Gulf Crisis Could Halt Columbia’s Junk Bond Sale
Fighting in the Persian Gulf could jeopardize the $3-billion sale of Columbia Savings & Loan’s junk bond portfolio to a Canadian investment group, according to a clause in the sale agreement.
The clause states that Gordon America, the Toronto-based partnership planning to buy the bonds, has the right to bail out of the deal if there is “continuing, armed hostilities involving the United States or Canada” between now and the scheduled closing date of Oct. 2. The agreement to sell the bonds was reached July 25, a week before Iraq’s invasion of Kuwait and the subsequent military buildup in the Middle East.
Thomas I. A. Allen, a partner with Gordon Investment Corp., which is leading the buyout group, said Friday that Gordon America “has every intention” of going ahead with the purchase, which must be approved by federal and state regulators. But, he said, the Middle East developments and their potential effect on the U.S. economy have increased uncertainty.
“The events obviously increase the risk every day with respect to this portfolio. It is something we are watching very carefully,” Allen said.
Sources familiar with the transaction said similar contracts often allow buyers to back out because of acts of God or extraordinary events. But, they added, the reference to U.S. fighting is more specific than normal and unusually relevant given the events this month.
The clause was revealed in Columbia’s quarterly 10-Q statement, filed with the federal Office of Thrift Supervision.

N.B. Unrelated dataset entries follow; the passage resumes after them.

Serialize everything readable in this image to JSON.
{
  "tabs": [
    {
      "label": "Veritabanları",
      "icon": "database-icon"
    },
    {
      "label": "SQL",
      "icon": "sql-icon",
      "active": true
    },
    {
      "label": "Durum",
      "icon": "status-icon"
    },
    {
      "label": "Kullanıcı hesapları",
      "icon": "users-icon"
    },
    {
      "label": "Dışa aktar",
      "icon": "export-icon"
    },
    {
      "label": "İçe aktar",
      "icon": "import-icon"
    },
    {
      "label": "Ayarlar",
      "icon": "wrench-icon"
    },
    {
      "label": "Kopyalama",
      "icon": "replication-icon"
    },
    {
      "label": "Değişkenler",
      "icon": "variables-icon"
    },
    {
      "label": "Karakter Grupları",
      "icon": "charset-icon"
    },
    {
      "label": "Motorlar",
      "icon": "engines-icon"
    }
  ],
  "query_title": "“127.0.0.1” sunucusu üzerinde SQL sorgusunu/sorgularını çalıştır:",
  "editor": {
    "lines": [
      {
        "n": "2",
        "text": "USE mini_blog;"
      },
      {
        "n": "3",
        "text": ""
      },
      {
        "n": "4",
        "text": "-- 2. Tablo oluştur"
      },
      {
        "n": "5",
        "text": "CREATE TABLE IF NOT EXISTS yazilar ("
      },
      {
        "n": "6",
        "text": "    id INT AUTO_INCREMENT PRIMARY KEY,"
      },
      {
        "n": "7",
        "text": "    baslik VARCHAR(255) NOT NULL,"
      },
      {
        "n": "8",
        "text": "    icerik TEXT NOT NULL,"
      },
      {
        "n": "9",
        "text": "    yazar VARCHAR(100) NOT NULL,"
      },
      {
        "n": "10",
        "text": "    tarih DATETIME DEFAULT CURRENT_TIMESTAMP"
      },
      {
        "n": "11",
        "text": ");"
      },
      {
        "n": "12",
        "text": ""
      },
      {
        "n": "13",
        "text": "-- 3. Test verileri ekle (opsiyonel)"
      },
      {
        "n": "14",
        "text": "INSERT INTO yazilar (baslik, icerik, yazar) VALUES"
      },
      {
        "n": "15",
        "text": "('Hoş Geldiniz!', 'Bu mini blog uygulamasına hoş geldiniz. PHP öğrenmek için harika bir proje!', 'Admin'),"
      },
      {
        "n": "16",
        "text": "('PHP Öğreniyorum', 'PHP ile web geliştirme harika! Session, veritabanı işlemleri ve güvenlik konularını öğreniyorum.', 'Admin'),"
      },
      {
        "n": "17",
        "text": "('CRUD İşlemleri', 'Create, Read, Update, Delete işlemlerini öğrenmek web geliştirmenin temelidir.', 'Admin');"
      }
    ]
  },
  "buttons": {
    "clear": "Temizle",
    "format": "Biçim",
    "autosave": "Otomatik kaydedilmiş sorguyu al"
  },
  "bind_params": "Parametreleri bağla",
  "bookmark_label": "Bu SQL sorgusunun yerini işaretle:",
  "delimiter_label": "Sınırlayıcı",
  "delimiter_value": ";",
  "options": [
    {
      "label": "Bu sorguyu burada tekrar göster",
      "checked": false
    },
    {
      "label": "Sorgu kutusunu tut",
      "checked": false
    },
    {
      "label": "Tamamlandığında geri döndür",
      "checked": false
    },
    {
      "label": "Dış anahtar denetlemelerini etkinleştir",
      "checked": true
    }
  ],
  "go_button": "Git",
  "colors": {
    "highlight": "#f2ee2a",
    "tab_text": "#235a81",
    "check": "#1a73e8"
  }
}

The filing by the Beverly Hills-based thrift also shows that Gordon may back out if there is a decrease of 7.5% in the Merrill Lynch High-Yield Bond Index. So far, the index has dropped less than 1% since July 25.
The Gordon partnership, which includes Hong Kong billionaire Li Ka-shing, may also back out if it has not received regulatory and corporate approval by Sept. 20. In addition to Columbia’s board, the deal must be OKd by the Office of Thrift Supervision, the Federal Deposit Insurance Corp. and California thrift regulators.
The sale is expected to cost Columbia at least $50 million, including fees for its investment banker, First Boston. Terms also call for interest income received after the deal closes to go to Gordon, not Columbia.
The plunge in value of Columbia’s junk bonds, which it must sell by 1994 under last year’s thrift bailout law, has wrecked the once-healthy thrift. Last week, it disclosed that it lost $136.5 million in the second quarter and that it has a negative net worth of $352.2 million. Even if the bond sale is successful, the thrift’s chances of survival are slim, thrift experts say.